In the July/August issue of Skin Deep, the publication of the Associated Skin Care Professionals (a professional esthetician organization I belong to), I came across an interesting article about how rice and sake, which is made from rice, benefit the skin. According to Shelley Burns, author of the article, sake can make the skin soft and beautiful. How exactly?
Sake is made from rice, a staple in the Japanese diet. The high nutrient content of rice includes the B complex of vitamins and minerals. Externally, it can be used as an exfoliant or in a spritzer to hydrate the skin. It can also be used in a bath, if you are not inclined to drink sake. In fact, before soap was invented, the Japanese would make loofahs by adding rice bran to washcloths.
Since rice has wonderful benefits for the skin, many sake brewers also make skin care products as a side business. The process entails removing the hull and germ from unmilled rice. The rice is then steamed and fermented using yeast and bacteria. This fermentation process breaks the rice down to a low molecular weight, allowing the molecules to deeply penetrate the skin down to the keratin layer. …

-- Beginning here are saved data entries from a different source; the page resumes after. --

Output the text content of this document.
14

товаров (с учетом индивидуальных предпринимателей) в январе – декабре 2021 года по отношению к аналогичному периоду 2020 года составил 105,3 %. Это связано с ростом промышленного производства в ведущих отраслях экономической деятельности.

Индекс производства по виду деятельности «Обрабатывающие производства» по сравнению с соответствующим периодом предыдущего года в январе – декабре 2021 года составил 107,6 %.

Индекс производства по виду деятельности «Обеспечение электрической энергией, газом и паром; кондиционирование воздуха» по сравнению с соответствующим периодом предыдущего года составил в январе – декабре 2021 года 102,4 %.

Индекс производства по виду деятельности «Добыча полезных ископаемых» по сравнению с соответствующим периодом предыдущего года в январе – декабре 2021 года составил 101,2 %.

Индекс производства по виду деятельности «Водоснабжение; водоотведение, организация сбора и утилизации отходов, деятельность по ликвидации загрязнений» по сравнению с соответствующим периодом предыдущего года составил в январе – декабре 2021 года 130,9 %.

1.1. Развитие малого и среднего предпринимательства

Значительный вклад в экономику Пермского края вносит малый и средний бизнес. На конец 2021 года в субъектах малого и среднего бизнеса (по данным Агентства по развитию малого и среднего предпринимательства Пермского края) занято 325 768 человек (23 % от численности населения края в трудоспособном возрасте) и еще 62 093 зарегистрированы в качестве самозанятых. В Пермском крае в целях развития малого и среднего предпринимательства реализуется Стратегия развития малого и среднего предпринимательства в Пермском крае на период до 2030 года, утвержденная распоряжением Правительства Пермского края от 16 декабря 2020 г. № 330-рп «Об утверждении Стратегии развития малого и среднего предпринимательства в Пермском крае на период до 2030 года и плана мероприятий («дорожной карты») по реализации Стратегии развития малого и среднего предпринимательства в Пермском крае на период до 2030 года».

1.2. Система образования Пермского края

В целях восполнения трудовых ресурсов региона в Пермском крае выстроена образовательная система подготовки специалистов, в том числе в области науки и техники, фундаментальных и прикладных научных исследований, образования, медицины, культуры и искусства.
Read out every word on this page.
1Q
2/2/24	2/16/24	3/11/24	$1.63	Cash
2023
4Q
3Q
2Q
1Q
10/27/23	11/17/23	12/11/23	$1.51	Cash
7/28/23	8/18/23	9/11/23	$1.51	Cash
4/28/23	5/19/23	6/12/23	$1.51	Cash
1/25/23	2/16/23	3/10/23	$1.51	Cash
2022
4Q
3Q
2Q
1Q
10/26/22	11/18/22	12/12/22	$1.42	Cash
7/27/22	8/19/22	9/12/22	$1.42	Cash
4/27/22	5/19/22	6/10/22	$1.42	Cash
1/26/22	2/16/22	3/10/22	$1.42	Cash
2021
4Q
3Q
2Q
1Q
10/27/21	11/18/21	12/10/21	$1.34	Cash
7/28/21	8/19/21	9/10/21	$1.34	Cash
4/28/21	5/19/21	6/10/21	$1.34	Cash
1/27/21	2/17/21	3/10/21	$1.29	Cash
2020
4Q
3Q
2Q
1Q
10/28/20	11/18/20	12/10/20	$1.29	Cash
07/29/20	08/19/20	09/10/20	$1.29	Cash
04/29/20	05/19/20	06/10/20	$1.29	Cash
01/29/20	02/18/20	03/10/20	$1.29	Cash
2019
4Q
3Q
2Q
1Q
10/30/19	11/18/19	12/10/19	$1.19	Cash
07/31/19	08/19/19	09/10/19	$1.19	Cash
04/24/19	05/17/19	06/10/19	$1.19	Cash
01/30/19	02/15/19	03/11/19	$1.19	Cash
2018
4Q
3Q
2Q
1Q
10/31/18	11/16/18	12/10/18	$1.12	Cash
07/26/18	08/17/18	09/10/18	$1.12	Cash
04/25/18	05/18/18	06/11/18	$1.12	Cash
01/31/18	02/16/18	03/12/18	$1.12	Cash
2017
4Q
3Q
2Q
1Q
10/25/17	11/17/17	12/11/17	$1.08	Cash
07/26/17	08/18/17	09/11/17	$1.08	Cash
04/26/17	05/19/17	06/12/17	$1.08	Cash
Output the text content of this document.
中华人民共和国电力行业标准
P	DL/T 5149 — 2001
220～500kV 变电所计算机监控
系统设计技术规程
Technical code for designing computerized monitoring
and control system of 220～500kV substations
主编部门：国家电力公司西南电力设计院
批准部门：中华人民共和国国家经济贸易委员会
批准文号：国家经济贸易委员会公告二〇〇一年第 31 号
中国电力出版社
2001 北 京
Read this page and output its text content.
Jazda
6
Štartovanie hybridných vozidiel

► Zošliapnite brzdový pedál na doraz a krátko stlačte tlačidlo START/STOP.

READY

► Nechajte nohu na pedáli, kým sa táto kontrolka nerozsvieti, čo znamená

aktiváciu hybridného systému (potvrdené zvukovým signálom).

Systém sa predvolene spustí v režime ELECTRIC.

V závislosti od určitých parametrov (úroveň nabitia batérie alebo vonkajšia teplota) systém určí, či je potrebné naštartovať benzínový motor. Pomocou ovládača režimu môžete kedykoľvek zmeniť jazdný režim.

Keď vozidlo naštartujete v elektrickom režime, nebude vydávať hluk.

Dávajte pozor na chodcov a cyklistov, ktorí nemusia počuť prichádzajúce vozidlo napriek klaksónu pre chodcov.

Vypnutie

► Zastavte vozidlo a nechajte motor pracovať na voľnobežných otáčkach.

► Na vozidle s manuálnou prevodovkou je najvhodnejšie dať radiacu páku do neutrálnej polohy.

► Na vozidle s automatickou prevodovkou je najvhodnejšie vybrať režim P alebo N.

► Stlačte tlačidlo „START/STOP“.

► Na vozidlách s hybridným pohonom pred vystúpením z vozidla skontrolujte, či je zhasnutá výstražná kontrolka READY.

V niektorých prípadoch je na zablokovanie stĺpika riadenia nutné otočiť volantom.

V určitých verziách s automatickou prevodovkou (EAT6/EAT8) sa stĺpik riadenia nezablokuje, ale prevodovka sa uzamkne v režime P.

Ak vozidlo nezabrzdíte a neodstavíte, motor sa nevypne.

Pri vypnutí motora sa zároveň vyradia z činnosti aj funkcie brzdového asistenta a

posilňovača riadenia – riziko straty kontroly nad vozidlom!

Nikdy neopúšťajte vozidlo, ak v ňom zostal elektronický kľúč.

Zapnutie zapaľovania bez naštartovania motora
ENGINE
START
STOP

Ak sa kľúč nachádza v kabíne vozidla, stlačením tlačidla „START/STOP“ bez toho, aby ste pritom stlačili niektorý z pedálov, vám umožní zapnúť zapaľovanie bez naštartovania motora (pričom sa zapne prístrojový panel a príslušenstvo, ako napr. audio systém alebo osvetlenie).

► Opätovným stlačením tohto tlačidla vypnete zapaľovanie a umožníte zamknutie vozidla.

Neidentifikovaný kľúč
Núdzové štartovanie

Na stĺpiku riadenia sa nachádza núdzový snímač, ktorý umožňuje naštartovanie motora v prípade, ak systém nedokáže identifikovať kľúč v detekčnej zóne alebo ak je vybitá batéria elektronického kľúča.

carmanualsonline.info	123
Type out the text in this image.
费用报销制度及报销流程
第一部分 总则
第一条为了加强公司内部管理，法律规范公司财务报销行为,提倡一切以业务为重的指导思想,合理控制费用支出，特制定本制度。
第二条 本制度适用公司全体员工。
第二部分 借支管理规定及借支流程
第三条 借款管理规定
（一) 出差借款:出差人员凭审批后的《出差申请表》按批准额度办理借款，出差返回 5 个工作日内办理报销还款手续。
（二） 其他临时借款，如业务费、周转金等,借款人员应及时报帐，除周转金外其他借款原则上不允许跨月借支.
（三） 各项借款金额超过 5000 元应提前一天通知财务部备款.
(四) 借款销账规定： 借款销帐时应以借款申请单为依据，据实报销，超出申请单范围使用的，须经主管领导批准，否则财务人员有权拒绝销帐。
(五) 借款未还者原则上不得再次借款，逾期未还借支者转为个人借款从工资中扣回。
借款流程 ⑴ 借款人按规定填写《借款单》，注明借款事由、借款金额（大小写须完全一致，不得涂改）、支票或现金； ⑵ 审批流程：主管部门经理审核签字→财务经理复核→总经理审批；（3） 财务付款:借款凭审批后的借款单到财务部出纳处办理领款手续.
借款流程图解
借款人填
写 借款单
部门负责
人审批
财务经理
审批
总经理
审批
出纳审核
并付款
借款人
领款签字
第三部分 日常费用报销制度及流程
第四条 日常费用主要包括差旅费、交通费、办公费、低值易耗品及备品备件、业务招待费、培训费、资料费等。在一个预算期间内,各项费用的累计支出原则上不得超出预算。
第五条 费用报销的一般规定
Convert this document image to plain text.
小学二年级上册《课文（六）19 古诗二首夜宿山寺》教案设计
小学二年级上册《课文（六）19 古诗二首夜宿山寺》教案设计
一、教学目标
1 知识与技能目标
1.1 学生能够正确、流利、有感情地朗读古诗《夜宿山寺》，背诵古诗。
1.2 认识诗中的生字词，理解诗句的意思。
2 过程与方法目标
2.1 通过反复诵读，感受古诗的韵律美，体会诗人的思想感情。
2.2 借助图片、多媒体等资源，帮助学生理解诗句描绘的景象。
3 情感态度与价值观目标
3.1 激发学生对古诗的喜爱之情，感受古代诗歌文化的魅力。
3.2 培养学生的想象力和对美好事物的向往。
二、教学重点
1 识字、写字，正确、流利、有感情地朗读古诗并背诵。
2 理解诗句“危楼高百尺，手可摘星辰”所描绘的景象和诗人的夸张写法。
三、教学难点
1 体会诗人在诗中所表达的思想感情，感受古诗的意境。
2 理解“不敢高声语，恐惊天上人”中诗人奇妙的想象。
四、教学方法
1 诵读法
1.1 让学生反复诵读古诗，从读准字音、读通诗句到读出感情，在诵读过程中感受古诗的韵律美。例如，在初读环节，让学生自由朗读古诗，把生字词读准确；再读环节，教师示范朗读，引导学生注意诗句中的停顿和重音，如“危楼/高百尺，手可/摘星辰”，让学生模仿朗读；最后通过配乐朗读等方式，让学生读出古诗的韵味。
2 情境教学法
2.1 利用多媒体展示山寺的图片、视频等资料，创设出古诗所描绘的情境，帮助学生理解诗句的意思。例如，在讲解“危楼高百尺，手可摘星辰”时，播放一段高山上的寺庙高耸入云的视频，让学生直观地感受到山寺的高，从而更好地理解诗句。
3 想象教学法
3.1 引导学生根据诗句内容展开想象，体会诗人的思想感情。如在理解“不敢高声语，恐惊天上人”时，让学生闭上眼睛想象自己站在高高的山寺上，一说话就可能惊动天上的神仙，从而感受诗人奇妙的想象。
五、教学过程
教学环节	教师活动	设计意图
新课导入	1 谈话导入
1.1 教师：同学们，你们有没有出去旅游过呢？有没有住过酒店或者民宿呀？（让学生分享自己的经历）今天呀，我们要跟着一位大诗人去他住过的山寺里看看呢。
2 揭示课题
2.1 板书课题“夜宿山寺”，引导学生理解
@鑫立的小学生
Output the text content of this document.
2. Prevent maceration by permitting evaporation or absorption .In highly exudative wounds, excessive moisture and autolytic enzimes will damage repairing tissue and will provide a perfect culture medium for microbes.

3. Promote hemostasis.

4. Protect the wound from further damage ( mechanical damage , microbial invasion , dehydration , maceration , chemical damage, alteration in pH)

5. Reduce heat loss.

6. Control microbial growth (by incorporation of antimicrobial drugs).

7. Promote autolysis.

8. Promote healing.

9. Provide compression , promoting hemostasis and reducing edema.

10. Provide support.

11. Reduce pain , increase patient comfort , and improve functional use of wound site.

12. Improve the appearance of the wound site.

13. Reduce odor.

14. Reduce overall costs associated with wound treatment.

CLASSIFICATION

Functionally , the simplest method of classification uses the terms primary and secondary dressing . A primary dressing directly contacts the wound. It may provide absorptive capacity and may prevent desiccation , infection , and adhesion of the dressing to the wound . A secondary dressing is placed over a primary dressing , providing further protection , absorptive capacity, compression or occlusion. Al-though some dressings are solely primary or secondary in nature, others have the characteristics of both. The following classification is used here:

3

Rice-based skin care products can also increase ceramide production, critical in slowing the aging process. Ceramides are natural fats that help form skin structure; they are the glue that holds the cells together and locks in moisture. By increasing ceramide production, moisture is secured, allowing for a warm, healthy glow.
If you want to try the benefits of rice on your skin without investing in products that contain rice Burns offers the following advice:
Boil Japanese rice (Oryza sativa var. japonica), making sure the rice is covered by at least one inch of water. You will be using the water, so you want to ensure the rice does not absorb it all. Strain the water from the rice, let it cool, and use it as a face wash or wash your hair with it.
The rice water acts as a toner, reduces the appearance of pores, and adds shine to your hair.
Kojic acid, a fairly well-known skincare ingredient that claims to help lighten hyperpigmentation, is actually created as a by-product during the manufacture of sake. While many tests have shown that kojic acid is quite effective inhibiting melanin production it remains a highly unstable ingredient that quickly loses its effectiveness when exposed to light or air. Because of this issue there is a high rate of allergies and skin irritations that have been linked to kojic acid. In order to overcome those issues manufacturers use kojic dipalmitate instead of kojic acid in skincare products, but unfortunately there is no research proving that kojic dipalmitate works as well, or at all, as kojic acid. So if you are interested in using a product with kojic acid in it in order to lighten hyperpigmentation be sure to check the ingredients of the product before you purchase it to make sure that you are really getting the right ingredient in your product and not just wasting your money.